FIG. XLIV. THE ALVEOLAR WALLS ARE IN PART OBLITERATED. THE ALVEOLAR EXUDATE IS ORGANIZED BUT THE FIBROUS TISSUE STRANDS ARE SPREAD APART BY EDEMA.

FIG. XLV. AUTOPSY NO. 163. ORGANIZATION OF THE ALVEOLAR EXUDATE AFTER THE SUBSIDENCE OF THE ACUTE PROCESS. COMPARE FIGURE XLIV.

Resolution of the exudate in pneumonia, with the restoration of the tissue to normal, is a result at such variance with the usual fate of an inflammatory exudate, that it has attracted a great deal of attention. Perhaps the most striking results of the study of this subject have been published recently by Kline (69). Arguing from previous experiments (70) in which it was demonstrated that the circulation of the pneumonic lung is impaired, and that for this reason sufficient serum cannot reach the exudate to inhibit the proteolytic action of leucocytic ferments, Kline introduced normal serum into the consolidated lung by the tracheal route, and showed conclusively that this resulted in an organization of the alveolar exudate. This, of course, might explain resolution, but it is difficult to see without further study how serum can reach the exudate to inhibit autolysis, and in this way stimulate organization, in one case of pneumonia and not in another.
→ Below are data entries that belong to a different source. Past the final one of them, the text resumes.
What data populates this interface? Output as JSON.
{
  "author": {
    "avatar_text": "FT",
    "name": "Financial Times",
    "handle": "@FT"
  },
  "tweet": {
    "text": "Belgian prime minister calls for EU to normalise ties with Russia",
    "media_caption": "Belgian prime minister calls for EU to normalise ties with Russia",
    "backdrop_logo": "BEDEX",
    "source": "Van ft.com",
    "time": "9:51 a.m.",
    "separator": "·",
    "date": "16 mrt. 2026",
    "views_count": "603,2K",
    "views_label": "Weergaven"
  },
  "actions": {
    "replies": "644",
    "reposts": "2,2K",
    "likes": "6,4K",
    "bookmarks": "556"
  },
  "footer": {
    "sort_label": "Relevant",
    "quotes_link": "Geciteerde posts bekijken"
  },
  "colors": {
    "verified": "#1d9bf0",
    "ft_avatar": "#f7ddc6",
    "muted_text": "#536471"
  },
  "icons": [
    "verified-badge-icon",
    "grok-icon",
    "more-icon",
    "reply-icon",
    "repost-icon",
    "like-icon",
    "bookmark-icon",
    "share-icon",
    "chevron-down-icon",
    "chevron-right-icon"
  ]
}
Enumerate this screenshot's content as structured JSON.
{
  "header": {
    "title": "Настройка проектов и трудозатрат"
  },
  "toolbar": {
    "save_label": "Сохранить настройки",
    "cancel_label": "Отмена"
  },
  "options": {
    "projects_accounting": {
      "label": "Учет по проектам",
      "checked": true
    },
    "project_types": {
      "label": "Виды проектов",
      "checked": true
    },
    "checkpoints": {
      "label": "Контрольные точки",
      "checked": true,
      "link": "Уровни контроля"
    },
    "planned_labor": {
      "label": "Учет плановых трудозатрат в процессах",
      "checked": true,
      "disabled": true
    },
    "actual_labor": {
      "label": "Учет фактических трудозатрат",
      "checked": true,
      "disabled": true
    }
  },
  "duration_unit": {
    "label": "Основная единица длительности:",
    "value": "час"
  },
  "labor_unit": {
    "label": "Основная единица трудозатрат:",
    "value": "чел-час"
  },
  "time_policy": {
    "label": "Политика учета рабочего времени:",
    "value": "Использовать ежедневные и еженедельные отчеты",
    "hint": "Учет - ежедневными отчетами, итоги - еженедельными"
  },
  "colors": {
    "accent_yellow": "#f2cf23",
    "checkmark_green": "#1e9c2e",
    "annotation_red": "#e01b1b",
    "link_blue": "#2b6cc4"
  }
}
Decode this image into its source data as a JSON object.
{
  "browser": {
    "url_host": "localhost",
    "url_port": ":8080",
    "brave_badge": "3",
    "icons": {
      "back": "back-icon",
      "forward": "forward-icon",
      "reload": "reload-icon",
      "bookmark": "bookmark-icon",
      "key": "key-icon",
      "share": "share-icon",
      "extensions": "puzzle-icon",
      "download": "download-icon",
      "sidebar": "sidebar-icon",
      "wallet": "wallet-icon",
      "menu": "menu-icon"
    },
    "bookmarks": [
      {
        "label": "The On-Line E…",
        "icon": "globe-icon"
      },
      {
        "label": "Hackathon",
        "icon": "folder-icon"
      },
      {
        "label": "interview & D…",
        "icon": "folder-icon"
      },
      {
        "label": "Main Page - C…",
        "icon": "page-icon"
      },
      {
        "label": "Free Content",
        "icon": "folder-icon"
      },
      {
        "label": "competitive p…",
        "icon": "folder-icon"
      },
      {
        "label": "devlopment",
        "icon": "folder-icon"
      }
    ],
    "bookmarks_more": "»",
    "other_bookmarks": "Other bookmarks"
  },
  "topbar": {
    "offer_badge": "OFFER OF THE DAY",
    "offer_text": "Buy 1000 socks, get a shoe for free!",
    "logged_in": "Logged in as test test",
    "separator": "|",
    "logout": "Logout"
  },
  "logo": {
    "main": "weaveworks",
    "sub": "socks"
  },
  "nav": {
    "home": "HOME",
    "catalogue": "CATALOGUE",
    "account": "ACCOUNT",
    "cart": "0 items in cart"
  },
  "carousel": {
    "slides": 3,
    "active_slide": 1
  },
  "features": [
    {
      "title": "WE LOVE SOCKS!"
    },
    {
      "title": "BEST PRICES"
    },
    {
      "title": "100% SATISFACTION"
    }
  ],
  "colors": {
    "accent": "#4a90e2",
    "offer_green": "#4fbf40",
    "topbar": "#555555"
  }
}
Comparison with certain processes in other portions of the body suggest the nature of this stimulus to organization in pneumonia. For example, it is well known that epithelial necrosis of the liver that results from chloroform is followed by a restitution of the organ to normal. On the other hand, if the liver necrosis is produced by a chemical agent plus a bacterial one, the destructive lesion not only involves the liver cell, but extends to the framework of the organ and terminates in a cirrhosis. Unquestionably, the difference between the reaction after the chemical alone and that after chemical plus bacterial injury is a more extensive destruction in the latter case resulting in a stimulation of all the elements of the organ, including liver cell, connective tissue, and blood vessel. The connective tissue and vascular elements have a greater capacity to regenerate than has the liver cell; consequently, granulations form which impede the less active reparative process of the hepatic cell. If this comparison be applied to the pulmonary changes in influenza and after the inhalation of poisonous gases, it will be seen that in both processes the initial damage is extensive, as has been indicated in the discussion of necrotization. Where the lesion is superficial, tracheal, bronchial, and alveolar epithelia rapidly regenerate and restore the injured surface. Where, however, the lesions are more extensive, alveolar and bronchiolar exudates are transformed into granulation tissue, even though the epithelium may manifest unusual activity in its attempt to repair a denuded area.